- Klatsch
-
Klatsch ist eine Form der gesellschaftlichen Unterhaltung, bei der absichtsvoll Informationen über nicht anwesende Personen ausgetauscht werden. Neben der Bedeutung ‚trivial‘ steht Klatsch aber auch ausdrücklich für ‚Gerücht‘, also Unbelegbares, bis hin zu beabsichtigt Falsches. Dies unterscheidet ihn vom Tratsch, der eher zielloses Schwatzen und Erzählen bezeichnet. (Daher auch das unterscheidende „und“ in der Redensart „Klatsch und Tratsch“.) Der englische Begriff Gossip wird inzwischen auch im Deutschen benutzt, häufig im Zusammenhang mit internationalen Berühmtheiten, und eher mit einer freundlich-harmlosen Konnotation.
In vielen Kulturen, etwa im Judentum, wo er als Lashon hara bezeichnet wird, gilt Klatsch als ein ernstes Vergehen.[1] So straft Gott Mirjam, als diese ihren Bruder Mose wegen dessen kuschitischer Frau verklatscht, mit Aussatz.[2]
Inhaltsverzeichnis
Sozialwissenschaftliche Ansätze
Die Ethnologie und Soziologie, insbesondere die Sozialpsychologie, beschäftigen sich mit dem Thema Klatsch, seinen Kommunikationsformen, seiner sozialen Funktion und gesellschaftlichen Rezeption. Namentlich im Umkreis oder unter Einfluss der Manchester School haben ihr Begründer Max Gluckman sowie J. Clyde Mitchell und Jörg Bergmann u. a. den Klatsch gründlich analysiert.
Soziale Kontrolle durch Klatsch
Der Klatsch an sich und die Furcht vor Klatsch bilden die Grundlage für soziale Kontrolle innerhalb einer Gemeinschaft. Die soziale Kontrolle ist in der Regel wechselseitig, da im Normalfall jeder gleichermaßen Furcht vor Klatsch hat, auch wenn es sich manche nicht eingestehen. Werden Norm- und Wertvorstellungen einer Gemeinschaft verletzt, erleichtert dies den Klatsch; doch kann er auch unzutreffende Gerüchte schaffen und weitergeben. Klatsch ist somit auch ein Mittel der Intrige, also zur Abwicklung von Feindseligkeiten und Rivalitäten, ohne dass, wer hinterrücks klatscht (daher die veraltete Bezeichnung „Afterrede“), mit dem Betroffenen selber konfrontiert ist. Somit dient Klatsch auch der Nivellierung von Macht- und Statusunterschieden.

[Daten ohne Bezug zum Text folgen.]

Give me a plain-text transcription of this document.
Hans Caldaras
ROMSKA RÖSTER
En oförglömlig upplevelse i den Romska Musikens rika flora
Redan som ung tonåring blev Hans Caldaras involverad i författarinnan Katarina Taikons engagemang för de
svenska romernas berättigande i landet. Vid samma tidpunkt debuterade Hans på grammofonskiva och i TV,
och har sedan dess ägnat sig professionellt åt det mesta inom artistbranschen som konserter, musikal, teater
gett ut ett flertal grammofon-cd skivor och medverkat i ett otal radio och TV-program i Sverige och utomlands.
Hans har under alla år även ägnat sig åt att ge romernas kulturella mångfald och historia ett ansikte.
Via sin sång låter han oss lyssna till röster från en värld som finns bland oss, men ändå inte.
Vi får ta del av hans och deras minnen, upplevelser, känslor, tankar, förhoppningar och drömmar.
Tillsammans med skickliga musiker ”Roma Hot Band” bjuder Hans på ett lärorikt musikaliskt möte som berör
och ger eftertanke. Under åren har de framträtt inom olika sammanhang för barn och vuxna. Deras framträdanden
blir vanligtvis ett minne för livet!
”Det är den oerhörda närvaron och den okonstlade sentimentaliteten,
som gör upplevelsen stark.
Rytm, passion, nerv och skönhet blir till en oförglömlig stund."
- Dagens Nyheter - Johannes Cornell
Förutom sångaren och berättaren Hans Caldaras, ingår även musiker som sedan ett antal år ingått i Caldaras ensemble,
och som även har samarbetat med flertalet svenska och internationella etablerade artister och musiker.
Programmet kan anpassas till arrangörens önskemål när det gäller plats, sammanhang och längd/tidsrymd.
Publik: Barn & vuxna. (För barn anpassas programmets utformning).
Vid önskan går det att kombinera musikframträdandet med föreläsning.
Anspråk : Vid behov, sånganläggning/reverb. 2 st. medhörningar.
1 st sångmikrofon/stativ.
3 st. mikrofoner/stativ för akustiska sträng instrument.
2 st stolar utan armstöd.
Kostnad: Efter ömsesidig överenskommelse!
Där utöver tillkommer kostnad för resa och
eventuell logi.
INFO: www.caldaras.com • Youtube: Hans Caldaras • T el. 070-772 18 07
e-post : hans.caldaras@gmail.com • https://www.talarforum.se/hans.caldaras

Klatsch gilt gesellschaftlich als Untugend. In vielen religiösen Gemeinschaften gibt es Regeln, die den Klatsch verbieten. Gleichwohl dient Klatsch als sozialer Kitt, und ist im Rahmen mündlichen Erzählens in jeder Kultur aufgefunden worden. Einfachere Klatschformen in dichten sozialen Netzwerken entsprechen primär dem Begriff Neuigkeiten (über Bekannte und die nähere Gemeinschaft) austauschen („Dorfklatsch“, „Küstenklatsch“).

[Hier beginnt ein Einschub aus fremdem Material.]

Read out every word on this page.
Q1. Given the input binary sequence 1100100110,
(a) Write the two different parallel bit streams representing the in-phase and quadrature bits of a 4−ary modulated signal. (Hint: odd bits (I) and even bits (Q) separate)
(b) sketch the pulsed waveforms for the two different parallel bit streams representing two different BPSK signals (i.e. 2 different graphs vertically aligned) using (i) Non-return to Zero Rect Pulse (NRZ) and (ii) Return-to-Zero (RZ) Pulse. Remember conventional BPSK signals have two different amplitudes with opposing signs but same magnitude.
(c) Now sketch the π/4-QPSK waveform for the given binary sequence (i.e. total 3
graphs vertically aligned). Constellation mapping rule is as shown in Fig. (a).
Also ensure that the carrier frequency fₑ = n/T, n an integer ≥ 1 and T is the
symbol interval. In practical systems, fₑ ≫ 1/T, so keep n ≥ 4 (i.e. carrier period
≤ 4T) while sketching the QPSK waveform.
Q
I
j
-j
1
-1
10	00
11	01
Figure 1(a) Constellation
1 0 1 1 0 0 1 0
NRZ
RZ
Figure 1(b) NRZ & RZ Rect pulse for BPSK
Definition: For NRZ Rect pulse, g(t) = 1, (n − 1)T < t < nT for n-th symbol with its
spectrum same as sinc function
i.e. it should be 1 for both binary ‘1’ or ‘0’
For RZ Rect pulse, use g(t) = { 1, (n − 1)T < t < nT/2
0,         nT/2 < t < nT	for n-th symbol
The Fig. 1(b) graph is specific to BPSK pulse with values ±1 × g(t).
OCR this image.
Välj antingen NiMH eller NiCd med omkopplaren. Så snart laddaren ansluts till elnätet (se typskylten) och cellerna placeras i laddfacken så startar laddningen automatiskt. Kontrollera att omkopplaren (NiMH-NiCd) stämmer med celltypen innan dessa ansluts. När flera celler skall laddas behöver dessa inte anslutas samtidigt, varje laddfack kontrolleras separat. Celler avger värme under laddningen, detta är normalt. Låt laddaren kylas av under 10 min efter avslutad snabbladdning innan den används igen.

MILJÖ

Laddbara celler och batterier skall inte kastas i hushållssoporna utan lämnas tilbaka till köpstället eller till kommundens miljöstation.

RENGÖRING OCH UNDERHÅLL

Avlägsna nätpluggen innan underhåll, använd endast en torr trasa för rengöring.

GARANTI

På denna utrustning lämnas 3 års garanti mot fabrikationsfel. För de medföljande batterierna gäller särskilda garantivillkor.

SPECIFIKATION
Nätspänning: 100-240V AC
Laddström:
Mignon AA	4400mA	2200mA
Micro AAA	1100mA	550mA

Klatsch über Prominente ist das Gebiet der Klatschpresse (Boulevardpresse, Yellow Press, Regenbogenpresse) bzw. der Klatschspalten bestimmter Zeitungen, und nimmt heute eine bedeutende globale Rolle ein. Die soziale Funktion, die hinter dem offenbar enormen Bedürfnis, Details auch privater bis intimer Natur über die gesellschaftlichen Leitpersönlichkeiten erfahren zu wollen, ist ein sehr komplexes Phänomen, und wird noch nicht ganz verstanden. Studien über die Sozialstruktur der Menschenaffen legen nahe, dass Einblick in die Spannungen in der Führungshierarchie von großer Wichtigkeit für jedes Gruppenmitglied – und die Gruppe als Gesamtkörper – sind, und genau registriert werden.

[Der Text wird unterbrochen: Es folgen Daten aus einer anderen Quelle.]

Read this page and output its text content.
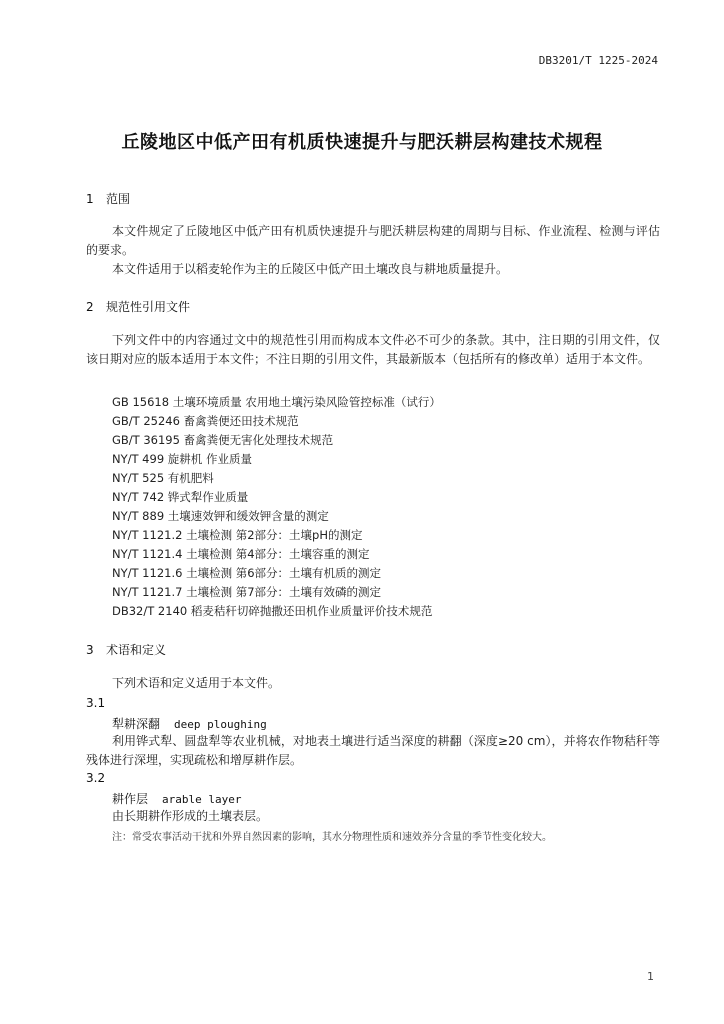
DB3201/T 1225-2024
丘陵地区中低产田有机质快速提升与肥沃耕层构建技术规程
1 范围
本文件规定了丘陵地区中低产田有机质快速提升与肥沃耕层构建的周期与目标、作业流程、检测与评估的要求。
本文件适用于以稻麦轮作为主的丘陵区中低产田土壤改良与耕地质量提升。
2 规范性引用文件
下列文件中的内容通过文中的规范性引用而构成本文件必不可少的条款。其中，注日期的引用文件，仅该日期对应的版本适用于本文件；不注日期的引用文件，其最新版本（包括所有的修改单）适用于本文件。
GB 15618 土壤环境质量 农用地土壤污染风险管控标准（试行）
GB/T 25246 畜禽粪便还田技术规范
GB/T 36195 畜禽粪便无害化处理技术规范
NY/T 499 旋耕机 作业质量
NY/T 525 有机肥料
NY/T 742 铧式犁作业质量
NY/T 889 土壤速效钾和缓效钾含量的测定
NY/T 1121.2 土壤检测 第2部分：土壤pH的测定
NY/T 1121.4 土壤检测 第4部分：土壤容重的测定
NY/T 1121.6 土壤检测 第6部分：土壤有机质的测定
NY/T 1121.7 土壤检测 第7部分：土壤有效磷的测定
DB32/T 2140 稻麦秸秆切碎抛撒还田机作业质量评价技术规范
3 术语和定义
下列术语和定义适用于本文件。
3.1
犁耕深翻 deep ploughing
利用铧式犁、圆盘犁等农业机械，对地表土壤进行适当深度的耕翻（深度≥20 cm），并将农作物秸秆等残体进行深埋，实现疏松和增厚耕作层。
3.2
耕作层 arable layer
由长期耕作形成的土壤表层。
注：常受农事活动干扰和外界自然因素的影响，其水分物理性质和速效养分含量的季节性变化较大。
1
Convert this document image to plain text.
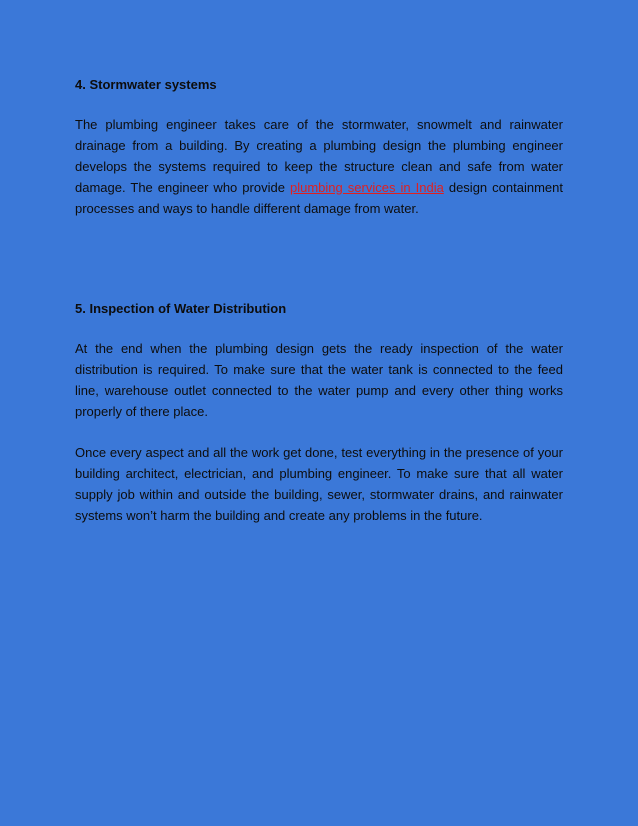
4. Stormwater systems

The plumbing engineer takes care of the stormwater, snowmelt and rainwater drainage from a building. By creating a plumbing design the plumbing engineer develops the systems required to keep the structure clean and safe from water damage. The engineer who provide plumbing services in India design containment processes and ways to handle different damage from water.

5. Inspection of Water Distribution

At the end when the plumbing design gets the ready inspection of the water distribution is required. To make sure that the water tank is connected to the feed line, warehouse outlet connected to the water pump and every other thing works properly of there place.

Once every aspect and all the work get done, test everything in the presence of your building architect, electrician, and plumbing engineer. To make sure that all water supply job within and outside the building, sewer, stormwater drains, and rainwater systems won’t harm the building and create any problems in the future.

Hohe Anforderungen an den Klatsch
Da die erläuterten Funktionen und die Wechselspielchen beim Klatsch sehr komplex sind, erfordert Klatsch nach soziologischer Ansicht eine gewisse kommunikative Kompetenz der redenden Personen. Jörg Bergmann geht sogar so weit, dass er von einer Kunst von Enthüllungen über Dritte spricht. So ist es zu erklären, dass Geheimnisse innerhalb einer Gemeinschaft auch „Geheimnisse“ bleiben können, auch wenn eigentlich jeder davon weiß. Denn Klatsch enthüllt unmittelbar und im Inoffiziellen, im Gegensatz zu Skandalen, die Geheimnisse der öffentlichen Meinung als einem Tribunal vermitteln.
Literatur
- Birgit Althans: Der Klatsch der Frauen und das Sprechen bei der Arbeit. Campus, Frankfurt am Main u. a. 2001, ISBN 3-593-36633-9.
- Cheryll Bernard, Edith Schlaffer: Männerdiskurs und Frauentratsch. Zum Doppelstandard in der Soziologie. In: Soziale Welt 32, 1981, ISSN 0038-6073, S. 119–136.
- Jörg R. Bergmann: Klatsch. Zur Sozialform der diskreten Indiskretion. de Gruyter, Berlin u. a. 1987, ISBN 3-11-011236-1.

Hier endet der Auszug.